Type 1 diabetes, or T1D, results from the autoimmune destruction of the insulin-producing cells of the pancreas. People with T1D require exogenous insulin and suffer swings in the levels of glucose in the blood that impact life expectancy and increase risks of cardiovascular disease, neuropathies and kidney failure.

One therapy is promising—transplanting pancreatic islets from cadavers. But this requires immunosuppression, and reactivated autoimmunity leads to low graft viability and function after five years.

Now, a team of University of Alabama at Birmingham researchers has shown a simple way to protect transplanted islets, by coating them with a thin skin of alternating layers of two biopolymers. As reported in the journal Diabetes, this coating delays allograft and autoimmune-mediated rejection in mouse models of T1D.

“Our approach to inhibit proinflammatory immune responses with poly(N-vinylpyrrolidone)-tannic acid-encapsulated islets without systemic immunosuppression is a significant advancement toward successful islet transplants in humans,” said senior authors Hubert Tse, Ph.D., and Eugenia Kharlampieva, Ph.D.

The biocompatible poly(N-vinylpyrrolidone)-tannic acid, or PVPON and tannic acid, or TA, are coated onto the islets in multiple alternating layers that are thin enough to allow oxygen and nutrients to easily reach the cells. This nano-thin encapsulation is about 120 times thinner than a sheet of plastic cling wrap. The key to its autoimmune protection, the UAB researchers say, are the layers of TA. This phenolic compound can scavenge reactive oxygen species and has an anti-inflammatory effect.

Oxidative stress from reactive oxygen species, or ROS, was already known to play a key role in the activation of alloreactive and autoreactive immunity toward engrafted islets, and the insulin-producing beta cells of the islets are more sensitive to ROS than many other cells of the body.

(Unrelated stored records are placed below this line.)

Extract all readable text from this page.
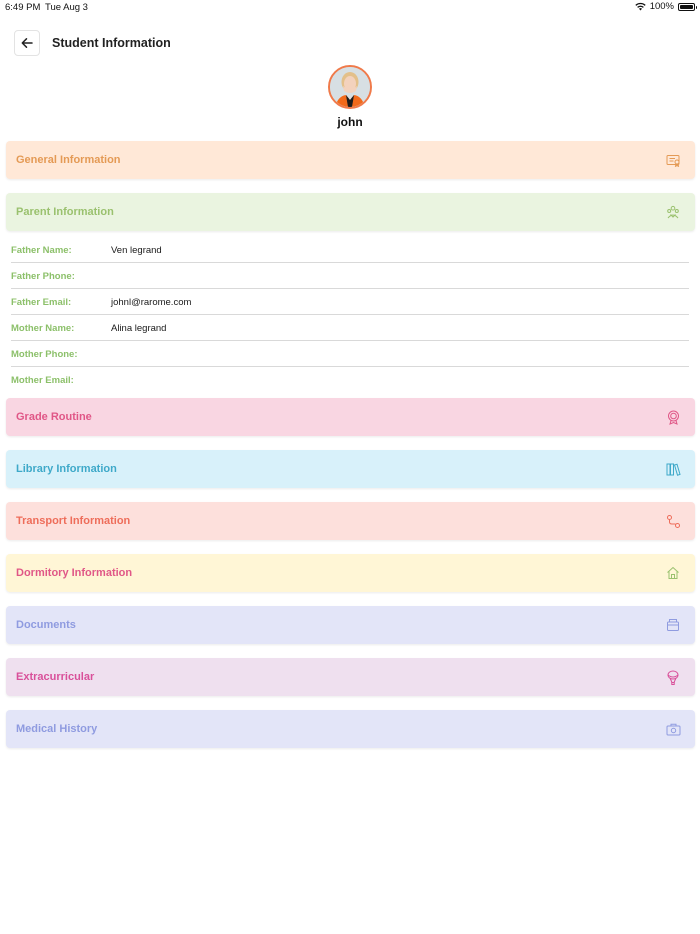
6:49 PM Tue Aug 3	100%
Student Information
john
General Information
Parent Information
Father Name:	Ven legrand
Father Phone:
Father Email:	johnl@rarome.com
Mother Name:	Alina legrand
Mother Phone:
Mother Email:
Grade Routine
Library Information
Transport Information
Dormitory Information
Documents
Extracurricular
Medical History
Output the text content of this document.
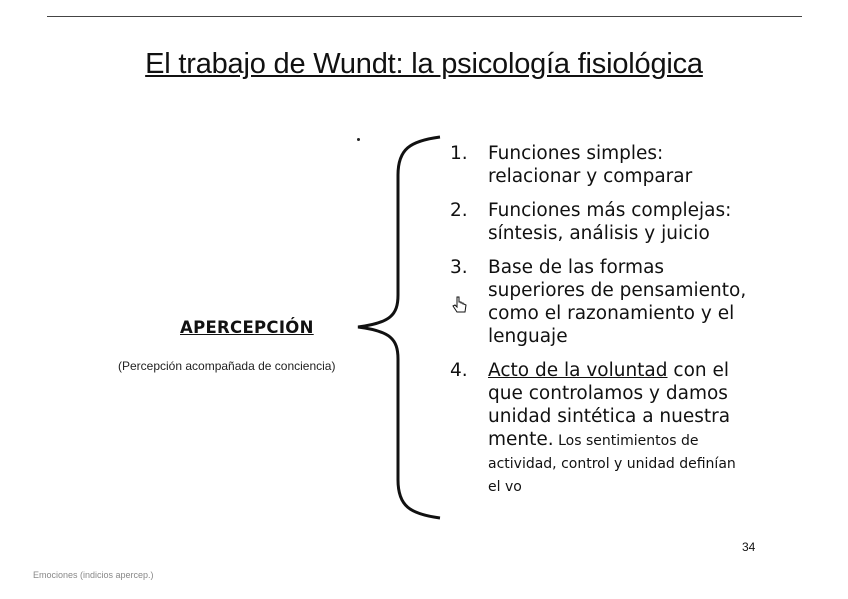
El trabajo de Wundt: la psicología fisiológica
APERCEPCIÓN
(Percepción acompañada de conciencia)
1. Funciones simples: relacionar y comparar
2. Funciones más complejas: síntesis, análisis y juicio
3. Base de las formas superiores de pensamiento, como el razonamiento y el lenguaje
4. Acto de la voluntad con el que controlamos y damos unidad sintética a nuestra mente. Los sentimientos de actividad, control y unidad definían el vo
34
Emociones (indicios apercep.)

In autoimmune transplant experiments for the UAB study, more than half of the (PVPON/TA)-encapsulated grafts survived at 70 days post-transplant, while less than a quarter of the non-encapsulated grafts survived. In alloimmune transplant experiments, where the islets came from a different strain of mice, about 40 percent of the encapsulated grafts survived at 120 days post-transplant, while all of the unencapsulated grafts were rejected in less than 50 days.

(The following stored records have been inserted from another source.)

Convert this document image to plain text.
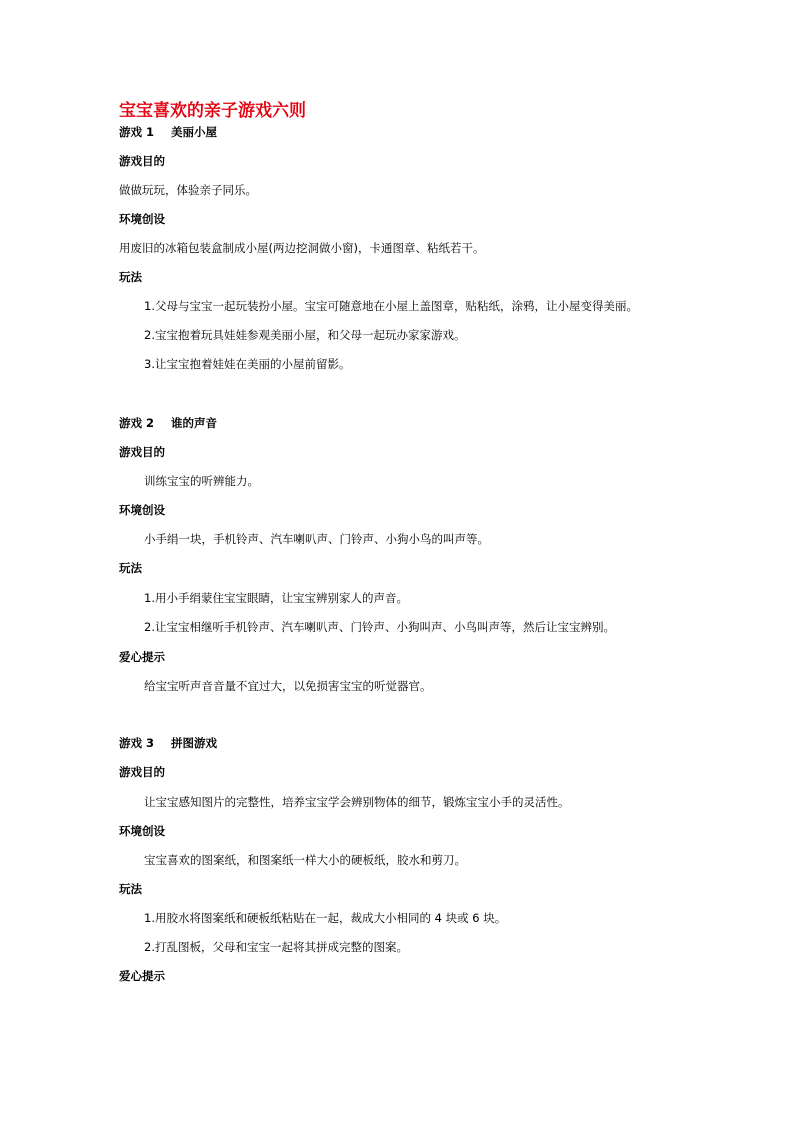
宝宝喜欢的亲子游戏六则
游戏 1 美丽小屋
游戏目的
做做玩玩，体验亲子同乐。
环境创设
用废旧的冰箱包装盒制成小屋(两边挖洞做小窗)，卡通图章、粘纸若干。
玩法
1.父母与宝宝一起玩装扮小屋。宝宝可随意地在小屋上盖图章，贴粘纸，涂鸦，让小屋变得美丽。
2.宝宝抱着玩具娃娃参观美丽小屋，和父母一起玩办家家游戏。
3.让宝宝抱着娃娃在美丽的小屋前留影。
游戏 2 谁的声音
游戏目的
训练宝宝的听辨能力。
环境创设
小手绢一块，手机铃声、汽车喇叭声、门铃声、小狗小鸟的叫声等。
玩法
1.用小手绢蒙住宝宝眼睛，让宝宝辨别家人的声音。
2.让宝宝相继听手机铃声、汽车喇叭声、门铃声、小狗叫声、小鸟叫声等，然后让宝宝辨别。
爱心提示
给宝宝听声音音量不宜过大，以免损害宝宝的听觉器官。
游戏 3 拼图游戏
游戏目的
让宝宝感知图片的完整性，培养宝宝学会辨别物体的细节，锻炼宝宝小手的灵活性。
环境创设
宝宝喜欢的图案纸，和图案纸一样大小的硬板纸，胶水和剪刀。
玩法
1.用胶水将图案纸和硬板纸粘贴在一起，裁成大小相同的 4 块或 6 块。
2.打乱图板，父母和宝宝一起将其拼成完整的图案。
爱心提示
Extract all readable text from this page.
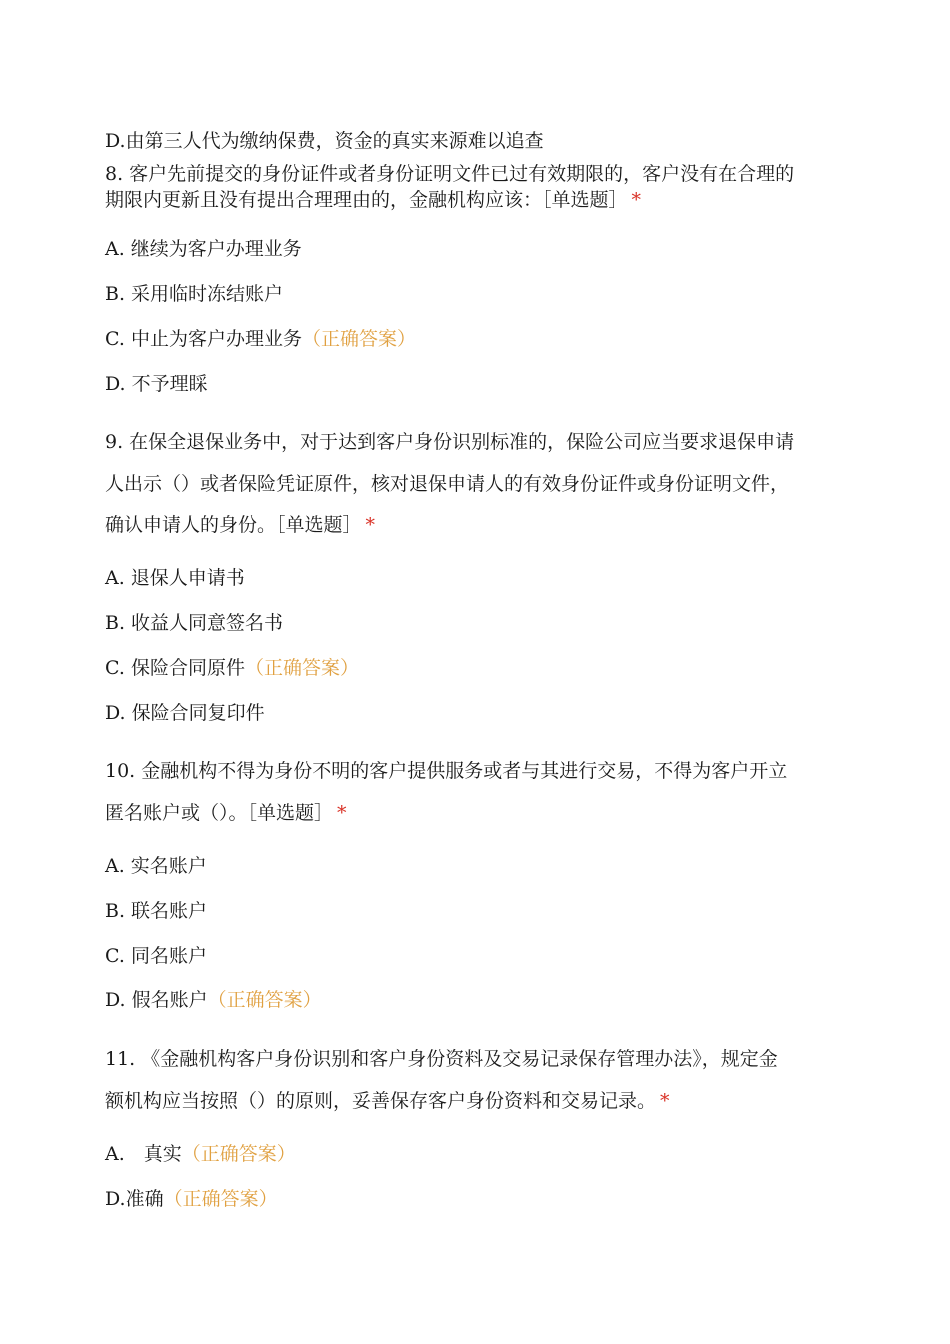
D.由第三人代为缴纳保费，资金的真实来源难以追查
8. 客户先前提交的身份证件或者身份证明文件已过有效期限的，客户没有在合理的
期限内更新且没有提出合理理由的，金融机构应该：［单选题］ *
A. 继续为客户办理业务
B. 采用临时冻结账户
C. 中止为客户办理业务（正确答案）
D. 不予理睬
9. 在保全退保业务中，对于达到客户身份识别标准的，保险公司应当要求退保申请
人出示（）或者保险凭证原件，核对退保申请人的有效身份证件或身份证明文件，
确认申请人的身份。［单选题］ *
A. 退保人申请书
B. 收益人同意签名书
C. 保险合同原件（正确答案）
D. 保险合同复印件
10. 金融机构不得为身份不明的客户提供服务或者与其进行交易，不得为客户开立
匿名账户或（）。［单选题］ *
A. 实名账户
B. 联名账户
C. 同名账户
D. 假名账户（正确答案）
11. 《金融机构客户身份识别和客户身份资料及交易记录保存管理办法》，规定金
额机构应当按照（）的原则，妥善保存客户身份资料和交易记录。 *
A.　真实（正确答案）
D.准确（正确答案）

In both types of transplantation, systemic immunosuppression was absent. The (PVPON/TA)-encapsulated islets maintained euglycemia significantly longer than non-encapsulated islets, and the grafts were immunomodulatory.

The mice receiving the encapsulated grafts had significant decreases in immune cell infiltration, ROS synthesis, inflammatory chemokines, cytokines and CD8 T cell infiltration, as compared to mice getting the non-encapsulated islets. ROS is known to promote proinflammatory M1 macrophages differentiation; in contrast, the mice receiving the encapsulated islets showed an increase in anti-inflammatory M2 macrophages.

Tse and Kharlampieva say much more can be done to improve immunosuppression by the encapsulation and extend that protection to other sources of islets that are more readily available than human cadaver islets.